Effecten van het uitschakelen van vNUMA
Er zijn een aantal effecten die het uitschakelen van vNUMA kan hebben op een werkbelasting, maar er zijn twee specifieke problemen die specifiek van invloed kunnen zijn op SQL Server onder dit type configuratie. De eerste is dat de server problemen kan hebben met CMEMTHREAD-wachtaccumulaties, aangezien er 32 vCPU's zijn toegewezen aan één NUMA-knooppunt en de standaardpartitionering voor geheugenobjecten in SQLOS per NUMA-knooppunt is. Dit specifieke probleem is gedocumenteerd door Bob Dorr in de CSS-groep bij Microsoft in hun blogbericht SQL Server 2008/2008 R2 op nieuwere machines met meer dan 8 CPU's gepresenteerd per NUMA-knooppunt heeft mogelijk traceringsvlag 8048 nodig. Als onderdeel van het beoordelen van wachtstatistieken op de VM met de client merkte ik op dat CMEMTHREAD hun op één na hoogste wachttype was, wat abnormaal is vanuit mijn ervaring en ervoor zorgde dat ik keek naar de SQLOS NUMA-configuratie die wordt weergegeven in figuur 1 hierboven. In dit geval is de traceringsvlag niet de oplossing, het verwijderen van vCPU-hotplug uit de VM-configuratie lost het probleem op.

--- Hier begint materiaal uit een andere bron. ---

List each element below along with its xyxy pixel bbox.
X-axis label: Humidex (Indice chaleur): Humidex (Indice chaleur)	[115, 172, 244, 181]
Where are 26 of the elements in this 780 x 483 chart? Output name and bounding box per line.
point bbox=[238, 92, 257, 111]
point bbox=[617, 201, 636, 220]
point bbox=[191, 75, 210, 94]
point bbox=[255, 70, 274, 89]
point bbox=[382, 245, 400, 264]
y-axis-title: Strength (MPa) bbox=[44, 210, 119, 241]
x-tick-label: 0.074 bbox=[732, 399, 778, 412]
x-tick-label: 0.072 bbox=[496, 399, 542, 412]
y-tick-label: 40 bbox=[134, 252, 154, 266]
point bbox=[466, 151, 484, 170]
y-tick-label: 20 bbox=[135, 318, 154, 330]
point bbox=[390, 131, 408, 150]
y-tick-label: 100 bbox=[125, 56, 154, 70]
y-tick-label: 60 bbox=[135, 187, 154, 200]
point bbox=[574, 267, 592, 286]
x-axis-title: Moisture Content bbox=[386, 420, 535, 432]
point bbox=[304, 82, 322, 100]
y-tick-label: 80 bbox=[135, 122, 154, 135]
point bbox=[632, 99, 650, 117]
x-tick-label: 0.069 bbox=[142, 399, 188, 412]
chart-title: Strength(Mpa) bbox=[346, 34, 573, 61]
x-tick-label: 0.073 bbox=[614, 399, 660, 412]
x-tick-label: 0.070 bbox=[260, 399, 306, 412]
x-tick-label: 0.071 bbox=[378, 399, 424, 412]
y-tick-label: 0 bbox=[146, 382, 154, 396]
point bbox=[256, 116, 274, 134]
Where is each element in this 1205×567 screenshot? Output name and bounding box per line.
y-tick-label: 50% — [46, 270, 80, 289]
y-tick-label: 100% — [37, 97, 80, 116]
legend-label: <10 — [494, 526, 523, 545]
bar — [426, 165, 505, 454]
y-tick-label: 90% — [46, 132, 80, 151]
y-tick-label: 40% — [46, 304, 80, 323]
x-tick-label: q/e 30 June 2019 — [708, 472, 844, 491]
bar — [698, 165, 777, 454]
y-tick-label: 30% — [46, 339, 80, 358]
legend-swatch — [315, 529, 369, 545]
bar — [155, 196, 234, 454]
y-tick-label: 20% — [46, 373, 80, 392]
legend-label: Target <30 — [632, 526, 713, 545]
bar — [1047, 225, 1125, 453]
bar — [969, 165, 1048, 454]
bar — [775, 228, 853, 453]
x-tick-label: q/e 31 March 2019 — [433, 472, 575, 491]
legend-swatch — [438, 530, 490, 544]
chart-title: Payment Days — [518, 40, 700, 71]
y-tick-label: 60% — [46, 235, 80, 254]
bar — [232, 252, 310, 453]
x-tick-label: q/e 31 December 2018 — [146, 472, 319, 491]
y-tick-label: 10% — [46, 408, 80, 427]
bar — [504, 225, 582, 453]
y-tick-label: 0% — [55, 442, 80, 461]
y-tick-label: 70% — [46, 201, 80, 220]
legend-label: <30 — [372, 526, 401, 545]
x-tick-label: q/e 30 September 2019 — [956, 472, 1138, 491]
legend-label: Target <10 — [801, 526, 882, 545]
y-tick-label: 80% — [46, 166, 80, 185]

Het tweede probleem dat met name van invloed zou zijn op SQL Server als u een niet-gepatchte versie gebruikt, houdt verband met NUMA-geheugenbeheer in SQLOS en de manier waarop SQLOS Away-pagina's bijhoudt en beheert tijdens de initiële geheugenaanloopfase na het opstarten van de instantie. Dit gedrag is gedocumenteerd door Bob Dorr in de CSS-blogpost How It Works:SQL Server (NUMA Local, Foreign en Away Memory Blocks). In wezen, wanneer SQLOS probeert een lokale knooppuntgeheugentoewijzing uit te voeren tijdens de initiële opstart, als het geretourneerde geheugenadres van een ander geheugenknooppunt is, wordt de pagina toegevoegd aan de lijst Afwezig en vindt er nog een lokale geheugentoewijzingspoging plaats, en het proces herhaalt zich totdat een lokale geheugentoewijzing is gelukt of het doel van het servergeheugen is bereikt. Aangezien driekwart van ons instancegeheugen op NUMA-knooppunten zonder planners bestaat, zorgt dit voor een verslechterde prestatieconditie tijdens de initiële aanloop van het geheugen voor de instance. Recente updates hebben het gedrag van geheugentoewijzing tijdens de eerste opstart veranderd om de lokale geheugentoewijzing slechts een vast aantal keren te proberen (het specifieke aantal is niet gedocumenteerd) voordat het externe geheugen wordt gebruikt om door te gaan met verwerken. Die updates zijn gedocumenteerd in KB #2819662, FIX:Prestatieproblemen met SQL Server in NUMA-omgevingen.
Samenvatting
Voor brede VM's, gedefinieerd als met meer dan 8 vCPU's, is het wenselijk om vNUMA door de hypervisor aan de VM te laten doorgeven, zodat Windows en SQL Server gebruik kunnen maken van de NUMA-optimalisaties binnen hun codebasis. Als gevolg hiervan zouden deze bredere VM's de vCPU-hotplugconfiguratie niet moeten hebben ingeschakeld, omdat dit incompatibel is met vNUMA en kan leiden tot verminderde prestaties voor SQL Server wanneer ze worden gevirtualiseerd.